Tai Chi program instructor Linda Guisande teaches participants eight key Tai Chi forms and guides them
through each movement. She said the forms promote confidence, meditation and relaxation, as well as improve balance, flexibility and muscle memory. They also encourage participants to look ahead instead of straight down as they walk—which is the cause of many falls, according to Guisande.
“Every form that we do and every position that they do in Tai Chi gives them the ability to be able to maybe live their lives a little longer,” Guisande said. “I hope they can take it with them for life. I hope they use it every single day. I hope it works for them. I hope it gives them calmness in their spirit.”
John Hardin’s interest in Tai Chi developed after witnessing a large group of older adults practicing Tai Chi as he walked by the Shanghai Zoo while on a business trip in China. He researched it, and he and his wife enrolled once he saw it was offered at the Kroc Center.
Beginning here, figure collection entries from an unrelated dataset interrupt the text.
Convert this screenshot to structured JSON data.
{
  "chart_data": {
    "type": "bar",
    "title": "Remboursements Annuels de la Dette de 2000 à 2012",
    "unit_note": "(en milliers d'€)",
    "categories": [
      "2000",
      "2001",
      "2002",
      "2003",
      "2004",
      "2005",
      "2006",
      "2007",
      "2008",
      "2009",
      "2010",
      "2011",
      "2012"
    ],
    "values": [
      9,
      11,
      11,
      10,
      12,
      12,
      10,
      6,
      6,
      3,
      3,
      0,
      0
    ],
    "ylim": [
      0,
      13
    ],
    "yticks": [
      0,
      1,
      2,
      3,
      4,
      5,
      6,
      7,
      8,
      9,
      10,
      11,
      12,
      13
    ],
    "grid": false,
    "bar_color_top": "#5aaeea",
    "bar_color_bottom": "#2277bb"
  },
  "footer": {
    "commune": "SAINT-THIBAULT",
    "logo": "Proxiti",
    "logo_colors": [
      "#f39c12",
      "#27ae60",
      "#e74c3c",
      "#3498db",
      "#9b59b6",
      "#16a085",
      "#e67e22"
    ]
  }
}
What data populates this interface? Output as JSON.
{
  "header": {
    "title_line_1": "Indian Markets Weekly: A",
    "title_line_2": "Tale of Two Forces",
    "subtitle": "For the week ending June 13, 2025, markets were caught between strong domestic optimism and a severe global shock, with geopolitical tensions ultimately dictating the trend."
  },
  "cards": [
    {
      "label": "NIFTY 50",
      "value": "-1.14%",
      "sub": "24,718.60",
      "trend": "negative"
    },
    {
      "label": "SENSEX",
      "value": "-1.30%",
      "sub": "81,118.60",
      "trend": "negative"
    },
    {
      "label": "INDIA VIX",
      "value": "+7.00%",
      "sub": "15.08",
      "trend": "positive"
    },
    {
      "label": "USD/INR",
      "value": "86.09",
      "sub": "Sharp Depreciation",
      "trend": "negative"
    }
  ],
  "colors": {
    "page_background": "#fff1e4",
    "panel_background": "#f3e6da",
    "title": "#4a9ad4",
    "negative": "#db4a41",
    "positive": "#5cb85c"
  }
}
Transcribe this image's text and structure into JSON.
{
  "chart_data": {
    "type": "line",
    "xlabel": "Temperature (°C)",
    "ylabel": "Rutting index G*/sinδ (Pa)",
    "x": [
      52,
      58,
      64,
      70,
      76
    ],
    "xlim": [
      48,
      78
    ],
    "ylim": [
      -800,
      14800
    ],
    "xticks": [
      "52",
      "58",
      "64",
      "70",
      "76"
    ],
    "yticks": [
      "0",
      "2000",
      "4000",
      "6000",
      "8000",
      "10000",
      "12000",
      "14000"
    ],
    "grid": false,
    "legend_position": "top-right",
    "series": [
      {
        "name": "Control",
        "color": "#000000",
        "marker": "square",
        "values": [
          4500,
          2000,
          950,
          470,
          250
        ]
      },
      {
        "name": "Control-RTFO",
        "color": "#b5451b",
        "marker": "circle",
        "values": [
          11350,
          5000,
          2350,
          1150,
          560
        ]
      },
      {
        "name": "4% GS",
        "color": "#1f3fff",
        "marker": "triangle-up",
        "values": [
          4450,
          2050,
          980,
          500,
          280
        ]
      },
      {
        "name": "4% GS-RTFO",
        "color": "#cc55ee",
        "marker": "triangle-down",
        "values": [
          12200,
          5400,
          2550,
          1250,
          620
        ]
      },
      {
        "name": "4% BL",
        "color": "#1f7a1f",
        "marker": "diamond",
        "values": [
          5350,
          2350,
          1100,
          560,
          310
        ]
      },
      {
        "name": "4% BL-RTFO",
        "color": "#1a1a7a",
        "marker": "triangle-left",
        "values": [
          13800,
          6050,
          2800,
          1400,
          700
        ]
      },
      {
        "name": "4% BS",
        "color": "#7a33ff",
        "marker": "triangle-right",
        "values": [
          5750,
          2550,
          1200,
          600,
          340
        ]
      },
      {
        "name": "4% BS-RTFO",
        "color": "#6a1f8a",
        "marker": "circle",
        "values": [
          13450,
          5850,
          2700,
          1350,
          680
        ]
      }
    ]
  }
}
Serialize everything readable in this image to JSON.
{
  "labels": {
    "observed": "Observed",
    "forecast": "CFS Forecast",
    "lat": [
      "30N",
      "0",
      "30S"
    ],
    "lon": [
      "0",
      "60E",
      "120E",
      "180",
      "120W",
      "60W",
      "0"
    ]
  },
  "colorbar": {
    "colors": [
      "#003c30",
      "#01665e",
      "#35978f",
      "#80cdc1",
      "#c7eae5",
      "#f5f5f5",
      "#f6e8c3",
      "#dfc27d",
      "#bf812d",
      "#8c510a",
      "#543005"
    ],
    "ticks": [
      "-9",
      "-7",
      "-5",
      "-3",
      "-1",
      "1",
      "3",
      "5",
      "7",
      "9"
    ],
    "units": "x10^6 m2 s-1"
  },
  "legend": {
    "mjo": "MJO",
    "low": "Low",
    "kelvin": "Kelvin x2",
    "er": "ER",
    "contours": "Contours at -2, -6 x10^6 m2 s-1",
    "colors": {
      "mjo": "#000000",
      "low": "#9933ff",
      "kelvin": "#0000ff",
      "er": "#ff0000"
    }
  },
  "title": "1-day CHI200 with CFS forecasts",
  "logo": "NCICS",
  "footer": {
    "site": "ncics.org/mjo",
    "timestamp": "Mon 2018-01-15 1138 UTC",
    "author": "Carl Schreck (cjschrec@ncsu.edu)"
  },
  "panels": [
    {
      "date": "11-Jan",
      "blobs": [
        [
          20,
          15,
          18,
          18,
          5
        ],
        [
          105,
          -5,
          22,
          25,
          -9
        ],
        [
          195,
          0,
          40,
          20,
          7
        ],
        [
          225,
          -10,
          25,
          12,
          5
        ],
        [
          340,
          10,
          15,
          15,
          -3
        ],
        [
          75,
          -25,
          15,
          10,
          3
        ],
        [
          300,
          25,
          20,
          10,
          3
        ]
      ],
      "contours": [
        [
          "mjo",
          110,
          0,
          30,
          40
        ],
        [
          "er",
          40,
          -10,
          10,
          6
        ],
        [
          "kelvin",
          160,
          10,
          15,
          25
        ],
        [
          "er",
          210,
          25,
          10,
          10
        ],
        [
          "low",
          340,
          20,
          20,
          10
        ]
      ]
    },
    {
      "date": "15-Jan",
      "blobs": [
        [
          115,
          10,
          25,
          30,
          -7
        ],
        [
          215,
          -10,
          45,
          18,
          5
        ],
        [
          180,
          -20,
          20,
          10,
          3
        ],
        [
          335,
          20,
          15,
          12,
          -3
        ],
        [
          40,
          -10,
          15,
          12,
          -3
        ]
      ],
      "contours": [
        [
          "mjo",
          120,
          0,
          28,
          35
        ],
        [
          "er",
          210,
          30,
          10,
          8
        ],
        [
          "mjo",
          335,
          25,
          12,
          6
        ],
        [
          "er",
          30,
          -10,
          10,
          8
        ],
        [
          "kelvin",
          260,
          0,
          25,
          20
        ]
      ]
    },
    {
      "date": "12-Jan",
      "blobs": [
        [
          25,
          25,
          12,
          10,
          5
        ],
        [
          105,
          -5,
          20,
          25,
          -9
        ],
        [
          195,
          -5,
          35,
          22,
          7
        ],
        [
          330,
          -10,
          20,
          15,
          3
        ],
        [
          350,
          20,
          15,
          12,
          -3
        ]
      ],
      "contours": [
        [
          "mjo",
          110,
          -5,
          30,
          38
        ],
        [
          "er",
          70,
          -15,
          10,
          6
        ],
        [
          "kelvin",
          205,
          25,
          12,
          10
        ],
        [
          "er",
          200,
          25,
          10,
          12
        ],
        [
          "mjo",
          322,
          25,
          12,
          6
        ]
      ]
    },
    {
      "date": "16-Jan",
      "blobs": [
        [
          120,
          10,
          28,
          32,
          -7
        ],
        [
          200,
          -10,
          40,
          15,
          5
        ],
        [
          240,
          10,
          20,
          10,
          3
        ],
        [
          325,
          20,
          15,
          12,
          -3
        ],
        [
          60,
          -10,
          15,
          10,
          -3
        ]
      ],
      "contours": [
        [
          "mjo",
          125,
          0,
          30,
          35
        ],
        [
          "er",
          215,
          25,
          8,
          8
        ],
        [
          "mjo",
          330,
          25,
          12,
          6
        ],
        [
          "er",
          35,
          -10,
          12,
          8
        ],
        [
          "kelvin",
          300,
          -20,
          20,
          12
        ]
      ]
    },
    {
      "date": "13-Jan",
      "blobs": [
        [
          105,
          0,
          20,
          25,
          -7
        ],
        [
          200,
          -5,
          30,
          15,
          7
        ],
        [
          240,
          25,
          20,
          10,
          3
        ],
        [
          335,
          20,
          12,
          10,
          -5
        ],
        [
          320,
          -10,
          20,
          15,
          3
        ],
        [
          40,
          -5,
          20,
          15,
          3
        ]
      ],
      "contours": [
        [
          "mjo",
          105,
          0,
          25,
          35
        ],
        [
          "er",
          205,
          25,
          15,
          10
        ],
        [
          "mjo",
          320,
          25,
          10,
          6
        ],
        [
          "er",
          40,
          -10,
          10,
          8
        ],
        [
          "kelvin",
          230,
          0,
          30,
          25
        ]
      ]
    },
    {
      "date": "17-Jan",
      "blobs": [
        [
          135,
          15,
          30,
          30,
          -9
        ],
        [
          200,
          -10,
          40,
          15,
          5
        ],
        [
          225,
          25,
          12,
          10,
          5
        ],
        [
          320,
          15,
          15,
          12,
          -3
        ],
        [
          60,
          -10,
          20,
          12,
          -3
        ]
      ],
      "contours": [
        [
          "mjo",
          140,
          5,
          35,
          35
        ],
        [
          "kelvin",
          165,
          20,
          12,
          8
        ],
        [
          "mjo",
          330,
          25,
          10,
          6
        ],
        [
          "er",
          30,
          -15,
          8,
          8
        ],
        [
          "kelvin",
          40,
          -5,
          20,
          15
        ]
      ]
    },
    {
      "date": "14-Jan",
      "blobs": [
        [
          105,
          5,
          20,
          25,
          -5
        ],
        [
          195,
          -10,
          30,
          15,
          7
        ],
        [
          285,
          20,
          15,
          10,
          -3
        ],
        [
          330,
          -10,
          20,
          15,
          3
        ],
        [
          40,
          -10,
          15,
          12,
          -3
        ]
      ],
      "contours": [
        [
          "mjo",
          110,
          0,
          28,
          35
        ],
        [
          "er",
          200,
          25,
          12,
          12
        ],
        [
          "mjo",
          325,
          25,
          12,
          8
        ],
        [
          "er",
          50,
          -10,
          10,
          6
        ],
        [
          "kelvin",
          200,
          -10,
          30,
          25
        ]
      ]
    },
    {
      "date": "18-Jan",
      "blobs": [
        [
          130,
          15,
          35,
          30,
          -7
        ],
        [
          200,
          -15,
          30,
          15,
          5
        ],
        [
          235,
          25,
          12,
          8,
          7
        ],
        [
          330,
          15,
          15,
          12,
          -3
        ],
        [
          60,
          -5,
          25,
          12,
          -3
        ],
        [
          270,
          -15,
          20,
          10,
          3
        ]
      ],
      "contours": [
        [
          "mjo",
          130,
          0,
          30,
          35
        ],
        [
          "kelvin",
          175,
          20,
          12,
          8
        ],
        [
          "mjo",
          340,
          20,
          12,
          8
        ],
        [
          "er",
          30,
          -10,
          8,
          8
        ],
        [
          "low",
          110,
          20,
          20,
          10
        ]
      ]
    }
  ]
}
“I live on a small little farm and there’s a lot of irregular surfaces. Last year…it seemed like I was falling more. I seem to have regained some of my prior agility [through Tai Chi],” Hardin said. “It’s training your body and mind to react to irregular surfaces and irregular movements. You have more confidence in your ability to react to unknown surfaces and situations.”
Kinney said the program also prevents participants from feeling isolated by promoting fellowship and incorporating potlucks for participants to bond.
“Some of them would just stay home and not have anything to do,” Kinney said. “The program is bringing them together…and bringing some light into the community for our seniors.”